I don’t use bookmarks because I’m paranoid that someday I’ll lose my mind. You’d think I’d try to find some better insurance against memory loss, but Escher made my brain-mechanics. Which probably spells doom for me either way. But I’m hoping that memorizing page numbers will save me from Alzheimer’s.
There was a point to all this.
Oh. Right. I forgot, just like I forgot to finish Kim Stanley Robinson’s latest book, 2312–which happens to be why I started this post in the first place. So, the book: I started it, gobbled it, and then stopped reading the thing five pages from the end. Why? That’s a question I can’t answer. All I know is that I’m a little in love with the main character, Swan–a wolf-chasing sculptor of planets who runs around the solar-system trying to solve the mystery of her Mercurial city’s murder. Among other things. (Of which there are many.)
Sometimes I felt distant –the pain Swan’s supposed to feel when her grandmother, her ‘everything,’ dies never resounded–but you, know, she ate some aliens once, which makes her a little extra-terrestrial, so resonance probably isn’t what I’m supposed to feel. And yet. In those last five pages, I was grinning so hard when she finally (silently, Swanishly) said yes to her toad-ish lover. And, of course, I share infrasonics with her, for the wolves and her feral depth.
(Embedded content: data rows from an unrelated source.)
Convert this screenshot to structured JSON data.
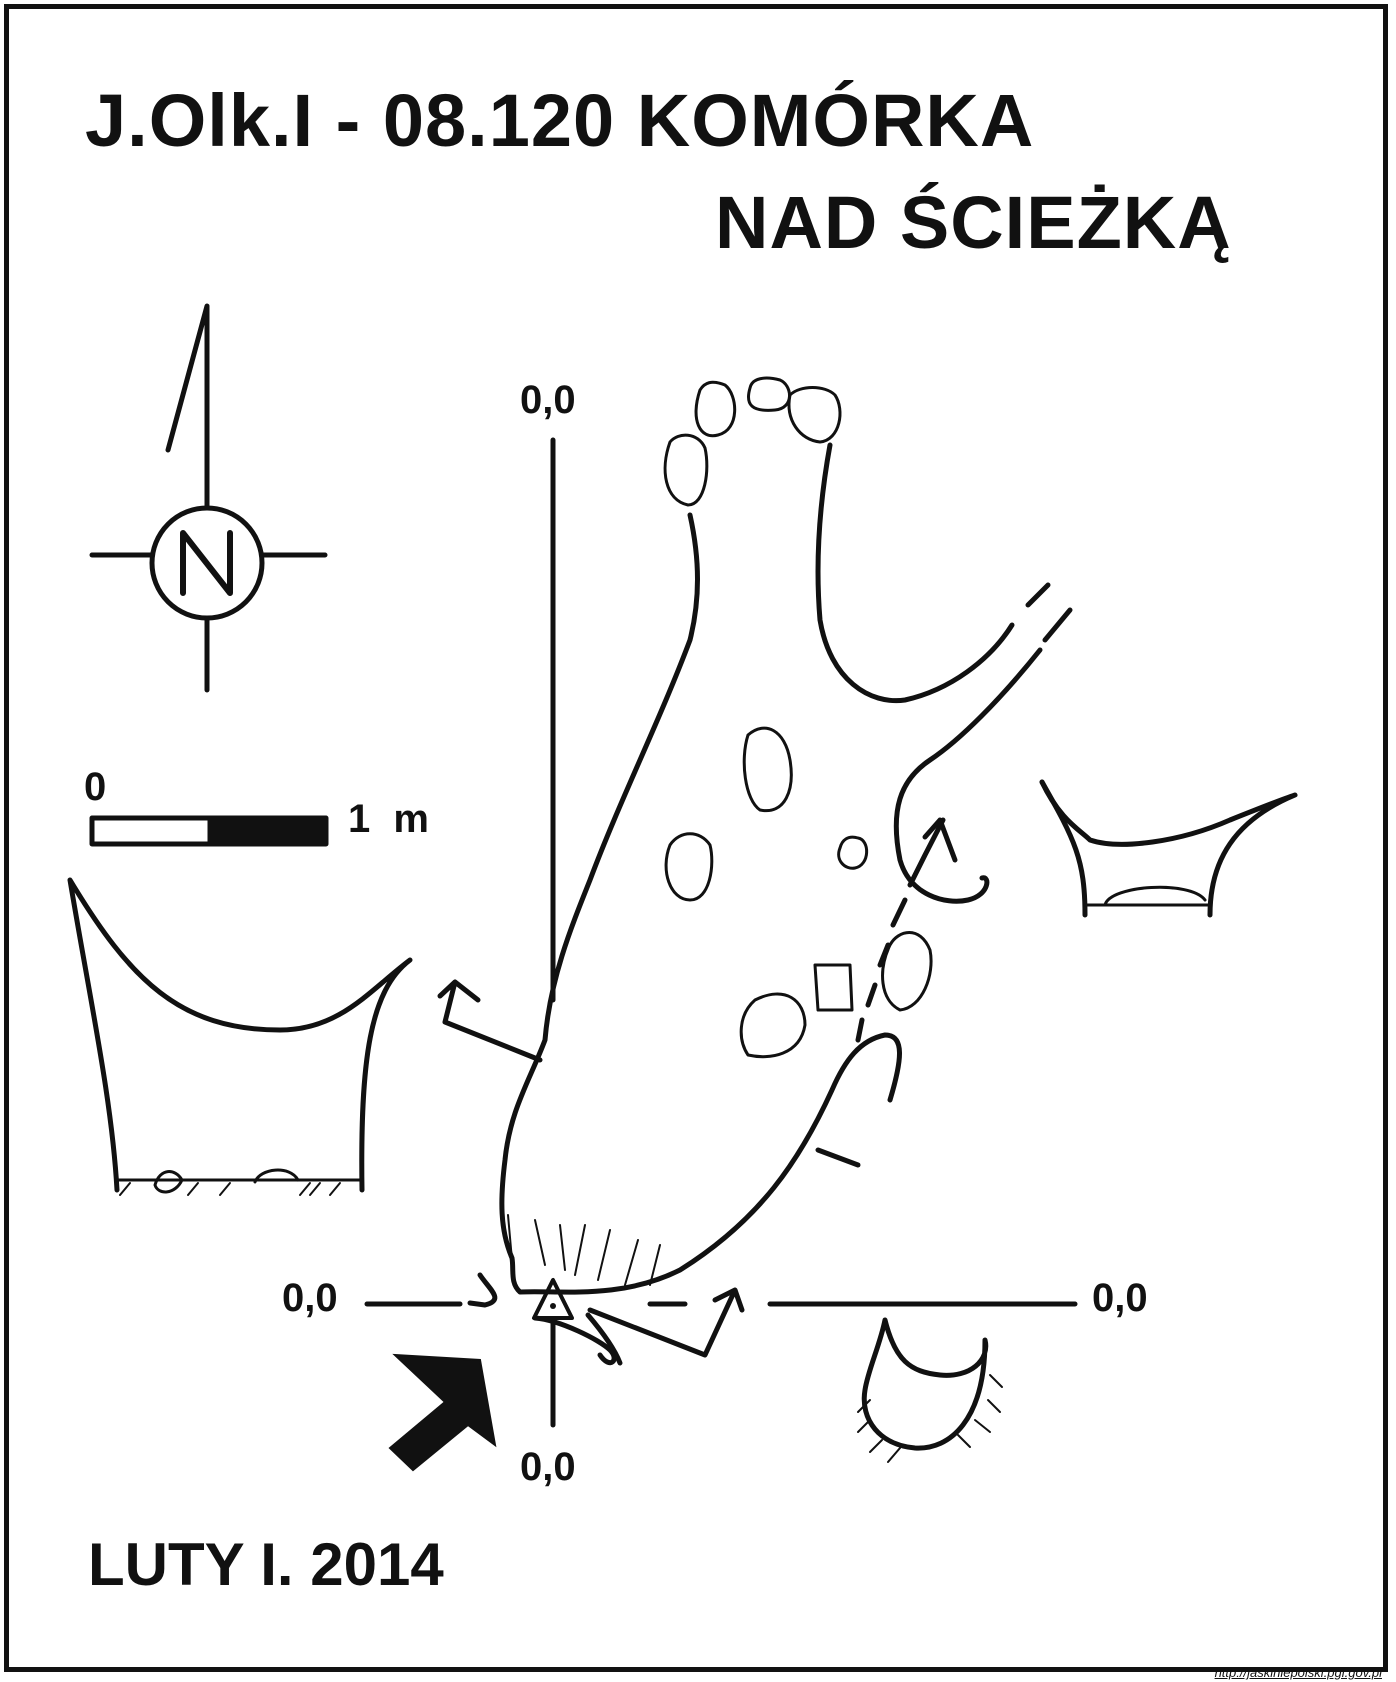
{
  "title": {
    "line1": "J.Olk.I - 08.120  KOMÓRKA",
    "line2": "NAD ŚCIEŻKĄ"
  },
  "date": "LUTY I. 2014",
  "north_arrow": {
    "label": "N",
    "icon": "north-arrow-icon"
  },
  "scale_bar": {
    "start_label": "0",
    "end_label": "1 m"
  },
  "datum_labels": {
    "vertical_top": "0,0",
    "vertical_bottom": "0,0",
    "horizontal_left": "0,0",
    "horizontal_right": "0,0"
  },
  "source": "http://jaskiniepolski.pgi.gov.pl"
}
So maybe I’m confused, maybe our aortas tangled a little–but it was the alien in her that knotted us together, no so much her humanity. Which seems to speak of how we humans are as disparate as the elements–and as inseparable. Which, in turn, speaks to the core of the book: spacers verses earthlings, spacers as earthlings, earthlings with space-longings. We are star-stuff.